Sinclair’s later works appeared to dwell on her own struggles of coming to terms with an old-age with no children or family to support her. Suffering with Parkinson’s disease and living reclusively in Buckinghamshire with her housekeeper and companion, Florence Bartrop, she disappeared from public view and lost contact with friends from the 1920’s onwards, dying in 1946.
Both The Creators and The Golden Notebook were written at a time when gender conformity was more prolific than, say, the modern setting of The Exhibitionist. Interestingly, I have seen various comments referring to Mendelson’s book also as darkly ‘comic’, yet I didn’t find any comedy – black or otherwise – in the story of a bullying, abusive male artist and his subservient (mostly female) family members.
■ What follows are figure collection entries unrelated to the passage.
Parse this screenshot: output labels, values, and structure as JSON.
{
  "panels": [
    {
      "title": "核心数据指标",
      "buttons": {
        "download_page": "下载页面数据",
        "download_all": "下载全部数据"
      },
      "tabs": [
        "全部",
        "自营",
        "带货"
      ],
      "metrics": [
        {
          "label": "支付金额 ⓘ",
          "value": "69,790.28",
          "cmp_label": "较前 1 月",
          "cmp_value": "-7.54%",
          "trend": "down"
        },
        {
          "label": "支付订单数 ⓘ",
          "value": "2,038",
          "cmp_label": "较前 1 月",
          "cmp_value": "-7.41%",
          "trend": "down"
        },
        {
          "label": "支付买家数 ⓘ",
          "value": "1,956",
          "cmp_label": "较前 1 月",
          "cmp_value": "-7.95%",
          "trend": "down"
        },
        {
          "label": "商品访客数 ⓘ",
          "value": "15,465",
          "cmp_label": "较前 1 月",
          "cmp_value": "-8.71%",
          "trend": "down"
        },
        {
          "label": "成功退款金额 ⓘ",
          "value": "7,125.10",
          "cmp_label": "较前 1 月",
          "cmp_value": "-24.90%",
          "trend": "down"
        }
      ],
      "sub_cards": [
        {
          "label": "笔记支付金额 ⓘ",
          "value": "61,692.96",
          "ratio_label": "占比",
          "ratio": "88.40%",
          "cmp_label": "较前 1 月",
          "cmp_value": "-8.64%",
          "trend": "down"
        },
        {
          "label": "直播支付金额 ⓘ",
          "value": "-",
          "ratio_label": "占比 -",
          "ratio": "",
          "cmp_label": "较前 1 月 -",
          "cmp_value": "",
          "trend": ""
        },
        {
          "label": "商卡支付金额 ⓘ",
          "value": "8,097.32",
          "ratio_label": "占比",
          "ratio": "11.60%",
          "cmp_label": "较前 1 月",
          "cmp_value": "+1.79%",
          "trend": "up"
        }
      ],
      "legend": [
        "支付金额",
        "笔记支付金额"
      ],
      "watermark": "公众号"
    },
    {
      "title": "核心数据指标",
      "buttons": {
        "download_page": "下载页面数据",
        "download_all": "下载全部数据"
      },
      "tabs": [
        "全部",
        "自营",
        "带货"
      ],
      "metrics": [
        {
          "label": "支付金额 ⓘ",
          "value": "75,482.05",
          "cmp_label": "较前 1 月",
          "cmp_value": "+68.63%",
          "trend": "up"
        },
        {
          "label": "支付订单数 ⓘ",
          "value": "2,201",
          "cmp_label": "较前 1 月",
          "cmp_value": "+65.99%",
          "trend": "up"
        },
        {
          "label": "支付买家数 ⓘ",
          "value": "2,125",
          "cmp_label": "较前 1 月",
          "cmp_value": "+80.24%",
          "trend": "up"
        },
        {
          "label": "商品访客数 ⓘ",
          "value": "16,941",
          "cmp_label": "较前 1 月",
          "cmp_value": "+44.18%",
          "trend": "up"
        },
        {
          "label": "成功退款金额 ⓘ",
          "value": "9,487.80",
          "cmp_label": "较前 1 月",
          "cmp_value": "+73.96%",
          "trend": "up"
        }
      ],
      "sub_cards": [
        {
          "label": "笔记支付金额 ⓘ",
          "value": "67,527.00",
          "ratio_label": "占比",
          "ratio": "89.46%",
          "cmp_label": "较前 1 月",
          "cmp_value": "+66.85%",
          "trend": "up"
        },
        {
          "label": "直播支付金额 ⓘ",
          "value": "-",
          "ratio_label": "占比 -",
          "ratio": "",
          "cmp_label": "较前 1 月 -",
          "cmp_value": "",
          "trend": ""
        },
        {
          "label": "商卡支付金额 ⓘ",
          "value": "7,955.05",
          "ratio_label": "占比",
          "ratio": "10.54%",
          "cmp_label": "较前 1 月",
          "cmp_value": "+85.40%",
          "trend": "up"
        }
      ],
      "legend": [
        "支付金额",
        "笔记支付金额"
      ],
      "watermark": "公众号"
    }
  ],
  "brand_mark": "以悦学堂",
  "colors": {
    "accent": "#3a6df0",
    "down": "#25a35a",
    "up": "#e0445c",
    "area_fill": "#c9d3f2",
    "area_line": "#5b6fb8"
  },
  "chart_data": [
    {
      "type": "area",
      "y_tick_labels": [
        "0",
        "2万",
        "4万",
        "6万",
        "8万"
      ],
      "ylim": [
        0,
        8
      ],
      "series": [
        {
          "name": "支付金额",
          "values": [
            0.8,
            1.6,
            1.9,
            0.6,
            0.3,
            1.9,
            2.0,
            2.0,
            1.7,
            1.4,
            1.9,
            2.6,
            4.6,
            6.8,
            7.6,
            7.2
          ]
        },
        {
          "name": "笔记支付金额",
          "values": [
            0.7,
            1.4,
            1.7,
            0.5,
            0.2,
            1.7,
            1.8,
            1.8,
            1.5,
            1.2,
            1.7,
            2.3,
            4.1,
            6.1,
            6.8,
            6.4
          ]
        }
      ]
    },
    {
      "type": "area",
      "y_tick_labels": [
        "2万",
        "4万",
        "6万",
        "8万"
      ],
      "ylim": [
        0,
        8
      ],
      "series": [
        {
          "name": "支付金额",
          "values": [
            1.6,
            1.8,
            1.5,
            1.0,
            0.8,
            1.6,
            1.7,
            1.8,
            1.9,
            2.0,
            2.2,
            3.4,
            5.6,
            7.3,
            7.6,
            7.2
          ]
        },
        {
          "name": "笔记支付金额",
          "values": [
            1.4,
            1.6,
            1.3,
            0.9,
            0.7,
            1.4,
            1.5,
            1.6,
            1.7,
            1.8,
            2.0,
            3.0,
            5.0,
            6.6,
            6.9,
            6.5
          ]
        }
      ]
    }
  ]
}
The Guardian’s review of the book is telling in its description of ‘the artist as a monster’, and makes for interesting reading in its claim that some readers will fail to fully believe in Ray Hanrahan’s plausibility.
I would tend to agree: I was torn between finding him an implausibly terrible person, and disappointment at the non-agency of the other characters. Whilst I think Mendelson’s technique of allowing readers to access the inner-life of the other characters allows for some degree of seeing them as rebelling against their repression by Ray, (particularly wife Lucia), for me, it wasn’t enough. I wanted rage from Lucia. I wanted a reckoning against the bully at the end of the story. I wanted her to fight for her grown-up children and show them what she was made of.
But I was left wanting. Perhaps that makes the book more believable. I sincerely hope not.
Suzanne Raitt, May Sinclair: A Modern Victorian (Oxford: Clarendon Press, 2000).
Another well written piece bringing to life someone, May Sinclair, who had passed me by. Thanks for the great read.